Irish Colleen had the means to save her husband and instead she watched him die a terrible death.
She insisted to her seven children she was honoring her husband’s wishes. Only Maureen knew why her father opted out of magical intervention. Only Maureen knew because only Maureen could still see August Deschanel, and only Maureen could still talk to him. Only Maureen could still see and talk to August Deschanel because only Maureen was spiraling further and further away from her sanity.
August having his reasons for wanting to die a natural death did not exonerate Irish Colleen from allowing it to happen, though.
A knock sounded on her bedroom door.
“I’m studying!” she shrieked, rustling open her algebra textbook. The hard, cold cover slapped against her bare thigh.
“Dinner in ten!” called back Evangeline. Her heavy combat boots clopped along the cypress boards as she moved down the line of bedrooms with way too much enthusiasm. Maureen could almost picture her wild hair and obnoxious sense of purpose as she did her mother’s bidding.
“I’d just as soon choke on my own vomit than eat that woman’s food,” Maureen muttered. She flipped through the pages with such force she ripped small
tears. Good. Let them send her mother the bill. She ripped several more before slicing her finger.
“Hell’s bells!” She sucked on her finger and continued on more carefully.
“You shouldn’t speak of your mother that way,” Maureen’s father said.
Maureen leaped back in shock and slammed her head against the oak headboard. “Daddy, God bless America, what have we talked about? You can’t just appear out of nowhere like… like a ghost. You’ll give me a heart attack.”
“I’m always here, Maureen, even when you can’t see me.”

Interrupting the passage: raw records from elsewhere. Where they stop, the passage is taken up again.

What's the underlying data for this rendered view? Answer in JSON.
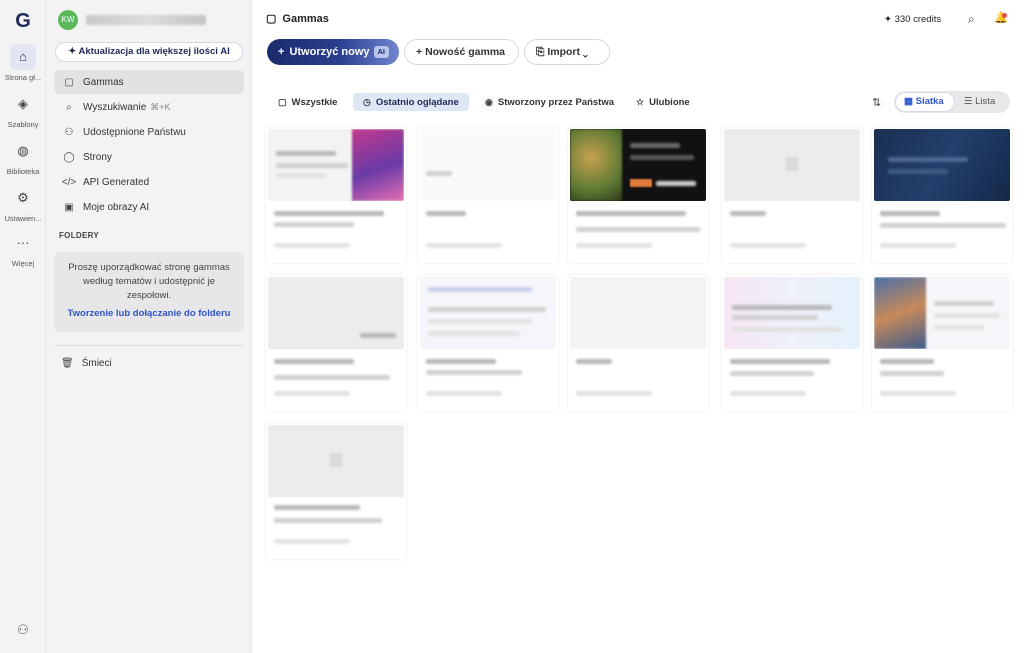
{
  "rail": {
    "logo": "G",
    "items": [
      {
        "label": "Strona gł...",
        "icon": "home-icon",
        "glyph": "⌂",
        "active": true
      },
      {
        "label": "Szablony",
        "icon": "layers-icon",
        "glyph": "◈",
        "active": false
      },
      {
        "label": "Biblioteka",
        "icon": "palette-icon",
        "glyph": "◍",
        "active": false
      },
      {
        "label": "Ustawien...",
        "icon": "gear-icon",
        "glyph": "⚙",
        "active": false
      },
      {
        "label": "Więcej",
        "icon": "more-icon",
        "glyph": "···",
        "active": false
      }
    ],
    "bottom_icon": "add-user-icon",
    "bottom_glyph": "⚇"
  },
  "sidebar": {
    "avatar_initials": "KW",
    "upgrade_label": "Aktualizacja dla większej ilości AI",
    "nav": [
      {
        "label": "Gammas",
        "icon": "file-icon",
        "glyph": "▢",
        "active": true
      },
      {
        "label": "Wyszukiwanie",
        "shortcut": "⌘+K",
        "icon": "search-icon",
        "glyph": "⌕",
        "active": false
      },
      {
        "label": "Udostępnione Państwu",
        "icon": "users-icon",
        "glyph": "⚇",
        "active": false
      },
      {
        "label": "Strony",
        "icon": "globe-icon",
        "glyph": "◯",
        "active": false
      },
      {
        "label": "API Generated",
        "icon": "code-icon",
        "glyph": "</>",
        "active": false
      },
      {
        "label": "Moje obrazy AI",
        "icon": "image-icon",
        "glyph": "▣",
        "active": false
      }
    ],
    "folders_title": "FOLDERY",
    "folder_text": "Proszę uporządkować stronę gammas według tematów i udostępnić je zespołowi.",
    "folder_link": "Tworzenie lub dołączanie do folderu",
    "trash_label": "Śmieci"
  },
  "header": {
    "title": "Gammas",
    "credits": "330 credits"
  },
  "actions": {
    "create_label": "Utworzyć nowy",
    "ai_badge": "AI",
    "new_label": "Nowość gamma",
    "import_label": "Import"
  },
  "filters": [
    {
      "label": "Wszystkie",
      "icon": "file-icon",
      "glyph": "▢",
      "active": false
    },
    {
      "label": "Ostatnio oglądane",
      "icon": "clock-icon",
      "glyph": "◷",
      "active": true
    },
    {
      "label": "Stworzony przez Państwa",
      "icon": "user-circle-icon",
      "glyph": "◉",
      "active": false
    },
    {
      "label": "Ulubione",
      "icon": "star-icon",
      "glyph": "☆",
      "active": false
    }
  ],
  "view": {
    "grid_label": "Siatka",
    "list_label": "Lista",
    "selected": "grid"
  }
}
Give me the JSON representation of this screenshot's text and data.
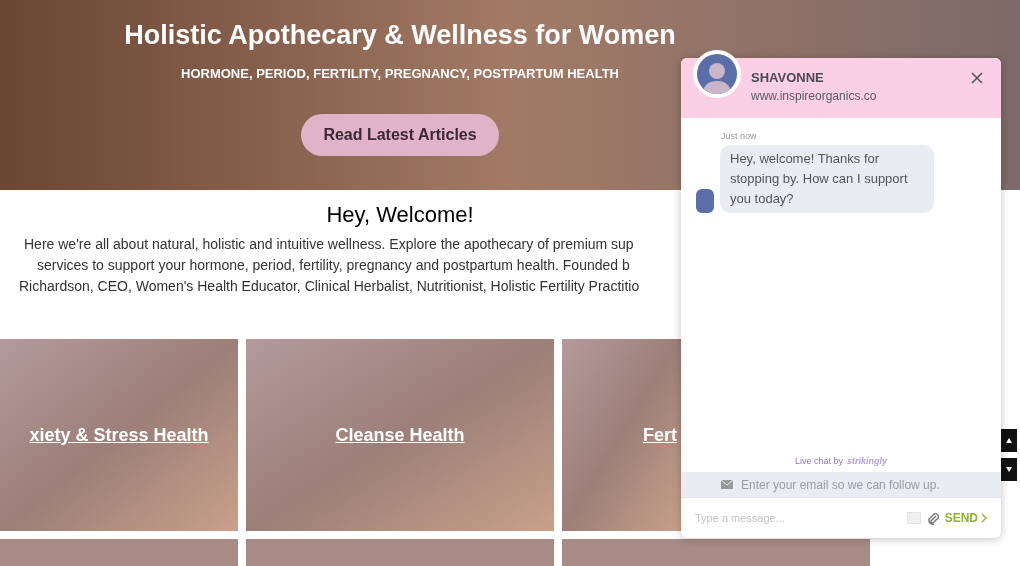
{
  "hero": {
    "title": "Holistic Apothecary & Wellness for Women",
    "subtitle": "HORMONE, PERIOD, FERTILITY, PREGNANCY, POSTPARTUM HEALTH",
    "button": "Read Latest Articles"
  },
  "welcome": {
    "heading": "Hey, Welcome!",
    "lines": [
      "Here we're all about natural, holistic and intuitive wellness. Explore the apothecary of premium sup",
      "services to support your hormone, period, fertility, pregnancy and postpartum health. Founded b",
      "Richardson, CEO, Women's Health Educator, Clinical Herbalist, Nutritionist, Holistic Fertility Practitio"
    ]
  },
  "tiles": [
    {
      "label": "xiety & Stress Health"
    },
    {
      "label": "Cleanse Health"
    },
    {
      "label": "Fert"
    }
  ],
  "chat": {
    "name": "SHAVONNE",
    "site": "www.inspireorganics.co",
    "messages": [
      {
        "time": "Just now",
        "text": "Hey, welcome! Thanks for stopping by. How can I support you today?"
      }
    ],
    "powered_by": "Live chat by",
    "brand": "strikingly",
    "email_placeholder": "Enter your email so we can follow up.",
    "message_placeholder": "Type a message...",
    "send": "SEND"
  }
}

“And yet, I’m the only one who can see you,” she mused, thumbing angrily, but more carefully, through every chapter when she knew the one she wanted was near the back. She checked her wounded finger, saw it was still bleeding, and stuck it back in her mouth. “Because I’m a freak of nature. We all are.”
“You’re wrong. You’re a Deschanel, and there’s no greater blessing.”

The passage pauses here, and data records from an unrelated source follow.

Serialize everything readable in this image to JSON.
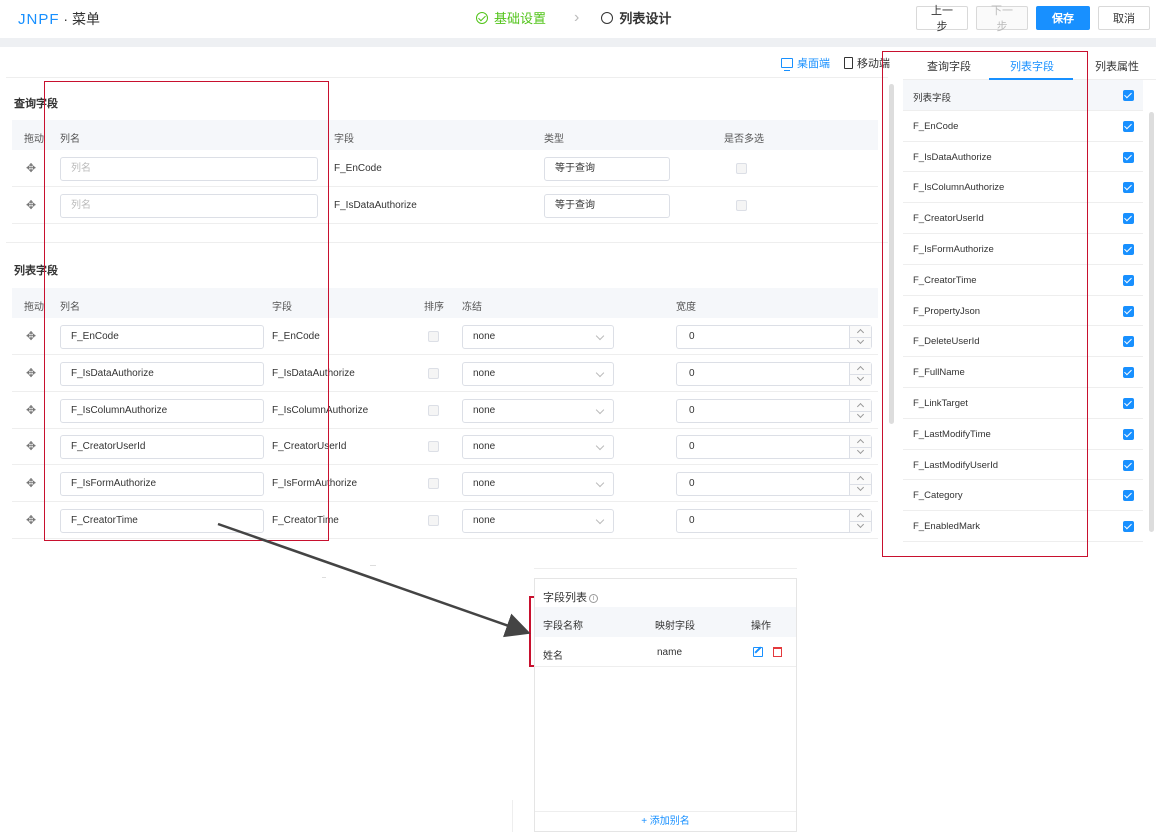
{
  "header": {
    "logo": "JNPF",
    "app_name": "菜单",
    "steps": [
      {
        "label": "基础设置",
        "status": "done"
      },
      {
        "label": "列表设计",
        "status": "current"
      }
    ],
    "buttons": {
      "prev": "上一步",
      "next": "下一步",
      "save": "保存",
      "cancel": "取消"
    }
  },
  "device_switch": {
    "desktop": "桌面端",
    "mobile": "移动端"
  },
  "query_section": {
    "title": "查询字段",
    "columns": {
      "drag": "拖动",
      "name": "列名",
      "field": "字段",
      "type": "类型",
      "multi": "是否多选"
    },
    "rows": [
      {
        "placeholder": "列名",
        "field": "F_EnCode",
        "type": "等于查询"
      },
      {
        "placeholder": "列名",
        "field": "F_IsDataAuthorize",
        "type": "等于查询"
      }
    ]
  },
  "list_section": {
    "title": "列表字段",
    "columns": {
      "drag": "拖动",
      "name": "列名",
      "field": "字段",
      "sort": "排序",
      "freeze": "冻结",
      "width": "宽度"
    },
    "rows": [
      {
        "name": "F_EnCode",
        "field": "F_EnCode",
        "freeze": "none",
        "width": "0"
      },
      {
        "name": "F_IsDataAuthorize",
        "field": "F_IsDataAuthorize",
        "freeze": "none",
        "width": "0"
      },
      {
        "name": "F_IsColumnAuthorize",
        "field": "F_IsColumnAuthorize",
        "freeze": "none",
        "width": "0"
      },
      {
        "name": "F_CreatorUserId",
        "field": "F_CreatorUserId",
        "freeze": "none",
        "width": "0"
      },
      {
        "name": "F_IsFormAuthorize",
        "field": "F_IsFormAuthorize",
        "freeze": "none",
        "width": "0"
      },
      {
        "name": "F_CreatorTime",
        "field": "F_CreatorTime",
        "freeze": "none",
        "width": "0"
      }
    ]
  },
  "right_panel": {
    "tabs": [
      "查询字段",
      "列表字段",
      "列表属性"
    ],
    "active_tab": 1,
    "list_header": "列表字段",
    "items": [
      "F_EnCode",
      "F_IsDataAuthorize",
      "F_IsColumnAuthorize",
      "F_CreatorUserId",
      "F_IsFormAuthorize",
      "F_CreatorTime",
      "F_PropertyJson",
      "F_DeleteUserId",
      "F_FullName",
      "F_LinkTarget",
      "F_LastModifyTime",
      "F_LastModifyUserId",
      "F_Category",
      "F_EnabledMark"
    ]
  },
  "popup": {
    "title": "字段列表",
    "columns": {
      "name": "字段名称",
      "mapping": "映射字段",
      "action": "操作"
    },
    "rows": [
      {
        "name": "姓名",
        "mapping": "name"
      }
    ],
    "add_label": "+ 添加别名"
  },
  "colors": {
    "primary": "#1890ff",
    "success": "#52c41a",
    "highlight": "#c8102e",
    "danger": "#e4393c"
  }
}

“Is that why you chose to die?” Tears rolled down her face as the anger blossomed through her fingertips. This topic of conversation always went nowhere fast, because dead August had collected enlightenment and wisdom along the way. He refused to let her wallow, when it was entirely her right. She could never decide whether she was ultimately comforted by his presence or enraged by the limitations of it. His arrivals tore her emotions down the seams and sewed them back together in haphazard, mismatched fashion, leaving her without her bearings and even more broken every time.

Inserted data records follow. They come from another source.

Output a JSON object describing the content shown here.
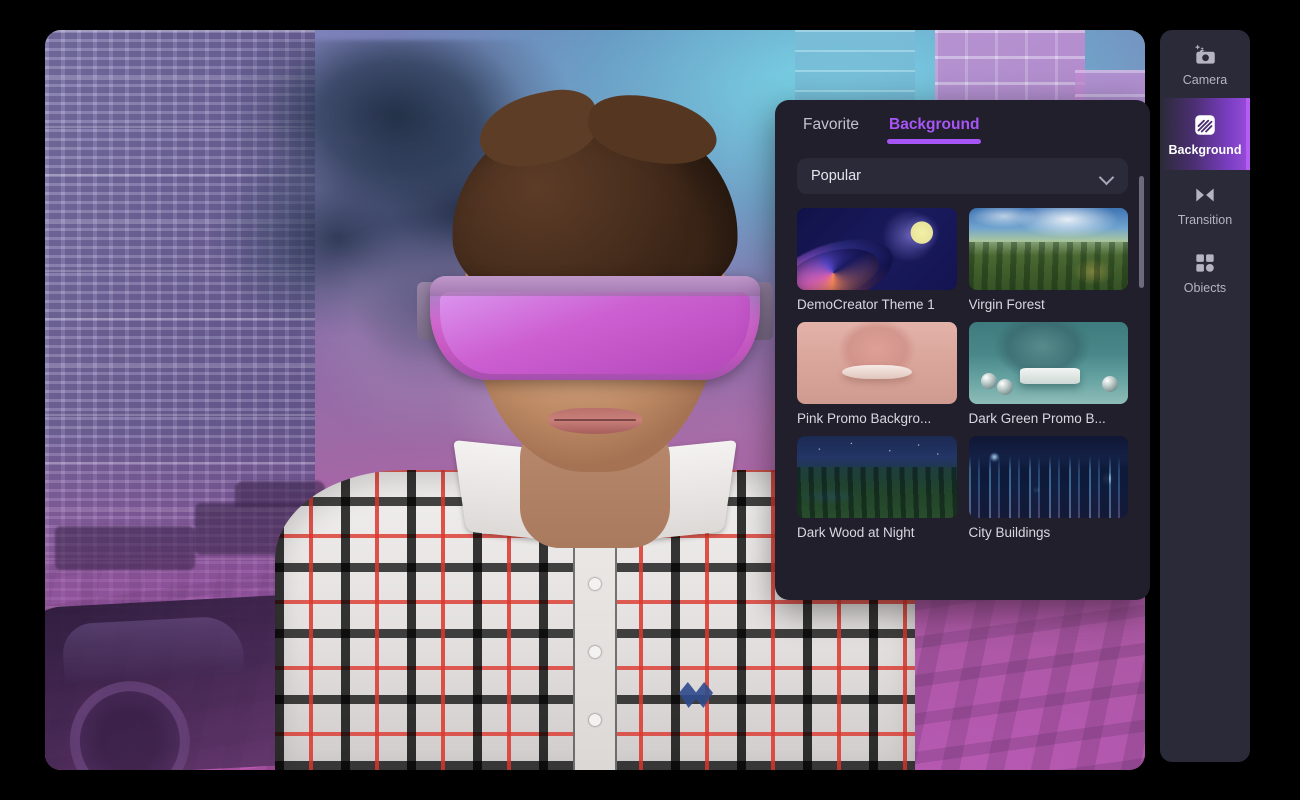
{
  "sidebar": {
    "items": [
      {
        "label": "Camera",
        "icon": "camera-sparkle-icon",
        "active": false
      },
      {
        "label": "Background",
        "icon": "background-hatch-icon",
        "active": true
      },
      {
        "label": "Transition",
        "icon": "transition-icon",
        "active": false
      },
      {
        "label": "Obiects",
        "icon": "objects-grid-icon",
        "active": false
      }
    ]
  },
  "panel": {
    "tabs": [
      {
        "label": "Favorite",
        "active": false
      },
      {
        "label": "Background",
        "active": true
      }
    ],
    "category_select": {
      "value": "Popular",
      "icon": "chevron-down-icon"
    },
    "items": [
      {
        "label": "DemoCreator Theme 1",
        "art": "demo"
      },
      {
        "label": "Virgin Forest",
        "art": "forest"
      },
      {
        "label": "Pink Promo Backgro...",
        "art": "pink"
      },
      {
        "label": "Dark Green Promo B...",
        "art": "green"
      },
      {
        "label": "Dark Wood at Night",
        "art": "night"
      },
      {
        "label": "City Buildings",
        "art": "city"
      }
    ]
  },
  "colors": {
    "accent": "#a855f7",
    "accent_edge": "#b45cf5",
    "panel_bg": "#201f2b",
    "sidebar_bg": "#2b2a38",
    "text_primary": "#e6e5ee",
    "text_muted": "#b6b4c2",
    "page_bg": "#000000"
  }
}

“You know why I chose to die.”
“All I know is you chose to leave us.”
“I chose to accept the fate God intended for me.”
“I don’t believe in God. I watch the news.”
“My Sweet Maureen. Everything is linear in your eyes. The world is not so black and white.”
Maureen didn’t turn to face him. Seeing her dead father was her only tether to her sanity, and it was also the wind nudging her further off the edge.